Foi protocolado no Senado o pedido de criação de uma Comissão Parlamentar de Inquérito (CPI) para investigar a sexualização de crianças e adolescentes na internet. O requerimento, apresentado pela senadora Damares Alves (Republicanos-DF) e pelo senador Jaime Bagattoli (PL-RO), reuniu 70 assinaturas, número expressivo que revela a sensibilidade do tema e a disposição do Parlamento em enfrentar um problema que não conhece fronteiras ideológicas.
Damares, que preside a Comissão de Direitos Humanos (CDH), comemorou o “feito histórico” e afirmou que o Senado “está fazendo seu dever de casa”. Bagattoli foi ainda mais enfático, alertando que influenciadores digitais estariam induzindo crianças à prostituição e defendendo que o caso exige “atitudes drásticas”.

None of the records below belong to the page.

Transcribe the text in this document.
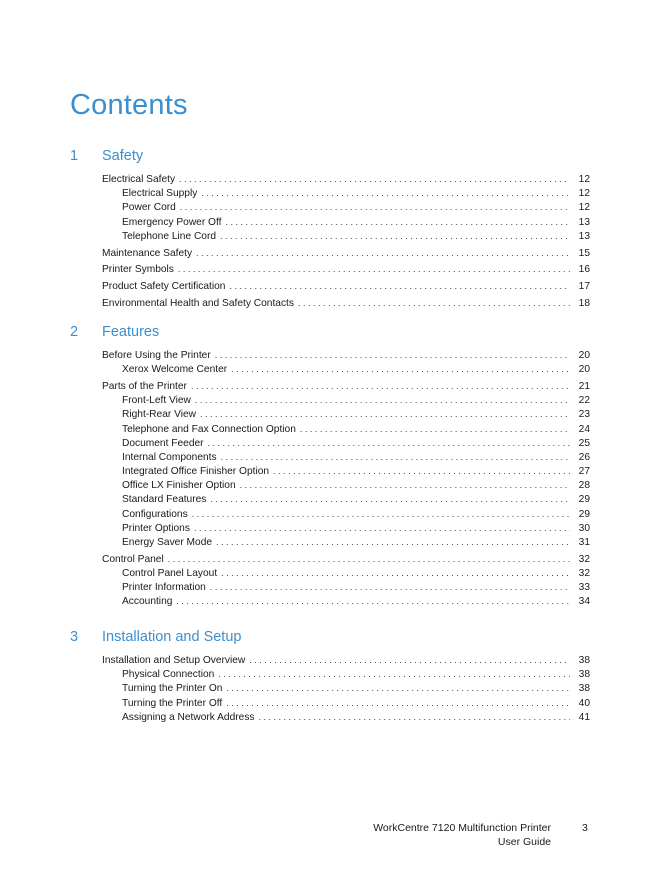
Contents
1	Safety
Electrical Safety . . .	12
Electrical Supply . . .	12
Power Cord . . .	12
Emergency Power Off . . .	13
Telephone Line Cord . . .	13
Maintenance Safety . . .	15
Printer Symbols . . .	16
Product Safety Certification . . .	17
Environmental Health and Safety Contacts . . .	18
2	Features
Before Using the Printer . . .	20
Xerox Welcome Center . . .	20
Parts of the Printer . . .	21
Front-Left View . . .	22
Right-Rear View . . .	23
Telephone and Fax Connection Option . . .	24
Document Feeder . . .	25
Internal Components . . .	26
Integrated Office Finisher Option . . .	27
Office LX Finisher Option . . .	28
Standard Features . . .	29
Configurations . . .	29
Printer Options . . .	30
Energy Saver Mode . . .	31
Control Panel . . .	32
Control Panel Layout . . .	32
Printer Information . . .	33
Accounting . . .	34
3	Installation and Setup
Installation and Setup Overview . . .	38
Physical Connection . . .	38
Turning the Printer On . . .	38
Turning the Printer Off . . .	40
Assigning a Network Address . . .	41
WorkCentre 7120 Multifunction Printer
User Guide
3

A CPI, caso instalada, terá 120 dias de funcionamento e será composta por oito membros e cinco suplentes. O foco das investigações inclui desde o papel de influenciadores, como o polêmico Hytalo Santos, até a eficácia das políticas públicas e a resposta das autoridades às denúncias de exploração infantil online.

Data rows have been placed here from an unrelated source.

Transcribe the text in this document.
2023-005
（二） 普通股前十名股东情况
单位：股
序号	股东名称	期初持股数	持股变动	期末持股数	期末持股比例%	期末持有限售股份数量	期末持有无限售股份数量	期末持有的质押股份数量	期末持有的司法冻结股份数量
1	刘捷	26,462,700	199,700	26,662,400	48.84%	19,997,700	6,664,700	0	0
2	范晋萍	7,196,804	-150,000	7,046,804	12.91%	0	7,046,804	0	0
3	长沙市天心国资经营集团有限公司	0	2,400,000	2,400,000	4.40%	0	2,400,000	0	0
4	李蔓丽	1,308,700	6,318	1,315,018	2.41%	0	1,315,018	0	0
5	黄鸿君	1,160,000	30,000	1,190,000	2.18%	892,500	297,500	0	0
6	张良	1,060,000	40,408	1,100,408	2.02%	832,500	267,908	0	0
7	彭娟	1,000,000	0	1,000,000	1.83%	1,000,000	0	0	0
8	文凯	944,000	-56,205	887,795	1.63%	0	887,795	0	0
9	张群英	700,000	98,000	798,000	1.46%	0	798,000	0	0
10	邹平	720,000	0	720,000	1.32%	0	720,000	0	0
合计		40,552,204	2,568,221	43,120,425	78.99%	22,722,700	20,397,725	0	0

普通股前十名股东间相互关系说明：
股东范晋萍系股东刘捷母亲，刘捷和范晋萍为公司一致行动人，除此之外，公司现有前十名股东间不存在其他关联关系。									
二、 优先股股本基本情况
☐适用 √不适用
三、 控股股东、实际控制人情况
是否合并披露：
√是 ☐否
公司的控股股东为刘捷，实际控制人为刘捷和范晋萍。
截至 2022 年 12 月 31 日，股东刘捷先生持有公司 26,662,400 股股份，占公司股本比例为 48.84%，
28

Paralelamente, a senadora Eliziane Gama (PSD-MA) levou à Comissão de Constituição e Justiça (CCJ) um requerimento para audiência pública com representantes das principais plataformas digitais. O objetivo é cobrar explicações sobre a disseminação de conteúdos que promovem a adultização de menores, denunciada recentemente pelo youtuber Felca.

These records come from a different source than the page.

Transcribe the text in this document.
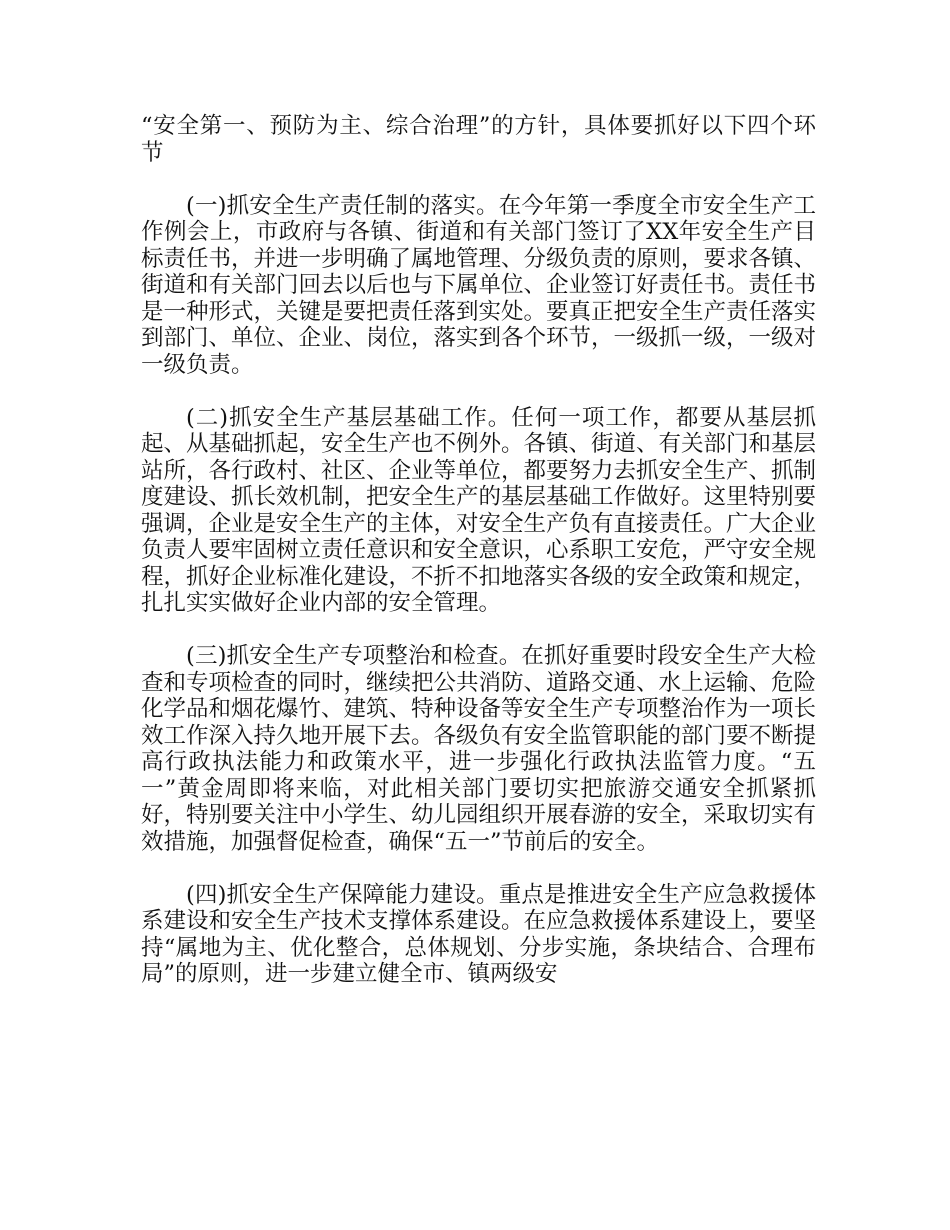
“安全第一、预防为主、综合治理”的方针，具体要抓好以下四个环节

(一)抓安全生产责任制的落实。在今年第一季度全市安全生产工作例会上，市政府与各镇、街道和有关部门签订了XX年安全生产目标责任书，并进一步明确了属地管理、分级负责的原则，要求各镇、街道和有关部门回去以后也与下属单位、企业签订好责任书。责任书是一种形式，关键是要把责任落到实处。要真正把安全生产责任落实到部门、单位、企业、岗位，落实到各个环节，一级抓一级，一级对一级负责。

(二)抓安全生产基层基础工作。任何一项工作，都要从基层抓起、从基础抓起，安全生产也不例外。各镇、街道、有关部门和基层站所，各行政村、社区、企业等单位，都要努力去抓安全生产、抓制度建设、抓长效机制，把安全生产的基层基础工作做好。这里特别要强调，企业是安全生产的主体，对安全生产负有直接责任。广大企业负责人要牢固树立责任意识和安全意识，心系职工安危，严守安全规程，抓好企业标准化建设，不折不扣地落实各级的安全政策和规定，扎扎实实做好企业内部的安全管理。

(三)抓安全生产专项整治和检查。在抓好重要时段安全生产大检查和专项检查的同时，继续把公共消防、道路交通、水上运输、危险化学品和烟花爆竹、建筑、特种设备等安全生产专项整治作为一项长效工作深入持久地开展下去。各级负有安全监管职能的部门要不断提高行政执法能力和政策水平，进一步强化行政执法监管力度。“五一”黄金周即将来临，对此相关部门要切实把旅游交通安全抓紧抓好，特别要关注中小学生、幼儿园组织开展春游的安全，采取切实有效措施，加强督促检查，确保“五一”节前后的安全。

(四)抓安全生产保障能力建设。重点是推进安全生产应急救援体系建设和安全生产技术支撑体系建设。在应急救援体系建设上，要坚持“属地为主、优化整合，总体规划、分步实施，条块结合、合理布局”的原则，进一步建立健全市、镇两级安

Eliziane quer também a presença de órgãos como o Ministério Público Federal, a Polícia Federal e a Defensoria Pública da União para debater a responsabilidade das big techs e o papel de seus algoritmos na propagação desse tipo de material.
Não se trata apenas de mais uma CPI. É uma oportunidade de romper o ciclo de omissão que há anos permite a banalização da exploração sexual infantil no ambiente digital. A gravidade das denúncias exige não apenas investigações rigorosas, mas também propostas concretas de regulação, punição e prevenção. Proteger a infância não pode ser apenas pauta de ocasião; precisa ser compromisso permanente.